New London man disputes blight violation for bamboo grove
New London — The man facing a criminal charge for what city officials say is his failure to maintain an unruly bamboo grove claims he is being unfairly targeted by the city and he is mounting a legal defense in Superior Court.
Carlos Carrion of 16 Borodell Place entered a not guilty plea last week in New London Superior Court to the city’s first blight-related criminal infraction under a newly revised blight ordinance. The ordinance allows for criminal penalties and fines when civil actions are exhausted.
City officials claim Carrion repeatedly refused to trim back his bamboo and clean up his property.
But Carrion’s attorney, former New London Mayor Daryl Justin Finizio, claims the city has not only overstepped its authority but also has tried to force Carrion to cut down a bamboo grove that does not violate the city’s property maintenance code.
After decades without a complaint, Finizio said the city suddenly took an unusual interest in Carrion and took the “extraordinary and extreme” steps of pursuing a civil case, filing a lawsuit over a past-due water bill and finally issuing him a criminal infraction.
"Mr. Carrion is a homeowner and taxpayer — a New Londoner. A Vietnam veteran gave him some bamboo for his home over 30 years ago. He has kept it in his memory,” Finizio said. “It seems inexplicable that suddenly Carlos Carrion, and his bamboo, have become public enemies No. 1 of the City of New London.”
Finizio said he will argue that Carrion’s constitutional rights were violated and that the city has demonstrated an abuse of power over an individual as officials tried to pressure him do something he is not legally required to do.

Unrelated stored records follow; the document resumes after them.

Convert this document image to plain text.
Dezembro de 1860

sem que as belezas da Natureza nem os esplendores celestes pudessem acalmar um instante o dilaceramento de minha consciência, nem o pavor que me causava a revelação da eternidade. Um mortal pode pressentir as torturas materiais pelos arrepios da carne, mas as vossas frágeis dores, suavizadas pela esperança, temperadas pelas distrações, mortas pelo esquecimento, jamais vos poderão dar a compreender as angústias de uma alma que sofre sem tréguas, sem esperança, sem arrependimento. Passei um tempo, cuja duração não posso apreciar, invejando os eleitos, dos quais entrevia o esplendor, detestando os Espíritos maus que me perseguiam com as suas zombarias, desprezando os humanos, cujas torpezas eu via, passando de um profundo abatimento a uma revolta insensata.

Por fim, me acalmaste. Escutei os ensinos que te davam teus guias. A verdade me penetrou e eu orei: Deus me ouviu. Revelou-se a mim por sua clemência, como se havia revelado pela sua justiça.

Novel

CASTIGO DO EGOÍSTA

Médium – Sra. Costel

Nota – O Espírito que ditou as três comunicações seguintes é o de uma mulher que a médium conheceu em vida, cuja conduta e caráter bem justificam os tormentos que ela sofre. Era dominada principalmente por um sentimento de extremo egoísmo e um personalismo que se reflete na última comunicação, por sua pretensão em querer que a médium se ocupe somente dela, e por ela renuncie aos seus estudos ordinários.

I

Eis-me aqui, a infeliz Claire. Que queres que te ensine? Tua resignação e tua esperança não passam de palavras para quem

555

Carrion received his first warning notice from the city’s blight officer in January in response to a complaint that originated in the mayor’s office, records show. The warning and subsequent abatement order led to a violation notice with the city ordering him to clean his property, trim back the bamboo and its root systems from the perimeter of his property and weed out the dead stalks from the grove.
Carrion unsuccessfully argued his case before a blight hearing officer and was ordered to cut the bamboo from the perimeter of the property. Finizio said he had taken steps to comply with that order within 30 days when the city took the civil complaint to court, securing a $13,500 judgment last month that Finizio said Carrion was not even aware of.
Finizio said the city pursued a criminal route even as the civil proceeding was pending. He said the blight ordinance was designed to allow the city to either pursue a civil case or criminal case, not both.
Carrion’s towering bamboo grove covers most of his property. And while none of the city’s written orders dictate he cut down all of the bamboo, Finizio said that is exactly what Carrion believes the city, and now the state, is trying to force him to do.
The pressure being applied to Carrion has included a visit to the property by the city’s chief administrative officer, Steve Fields.
“My client also believes that as an outspoken critic of eminent domain during those public debates in our city, and because of his outspoken involvement in other city blight cases, that he is being targeted in a retributive way by the City of New London,” Finizio said.
City Blight Officer Kenyon Haye said the blight ordinance was designed to shift responsibility to the state in cases where the city had exhausted all attempts to force compliance. He said he was not involved with the state prosecution but said the city has never demanded the entire property be cleared.
The police incident report in the case shows Fields visited the property with Haye on July 19 to “plead with him to remove the bamboo and rubbish.” Fields, according to the report, offered to bring a Dumpster to assist him in the removal.
Finizio said he plans to argue his case to state prosecutors but is prepared to go to trial.
Passed in 2015 by the City Council, the city’s blight ordinance was based on one developed by the City of Groton and allows the state to levy its own fines and issue criminal infractions to violators.
The city can issue a civil penalty of $100 a day until the problem is fixed and under the criminal violation section of the ordinance, the state can fine a violator up to $250 a day.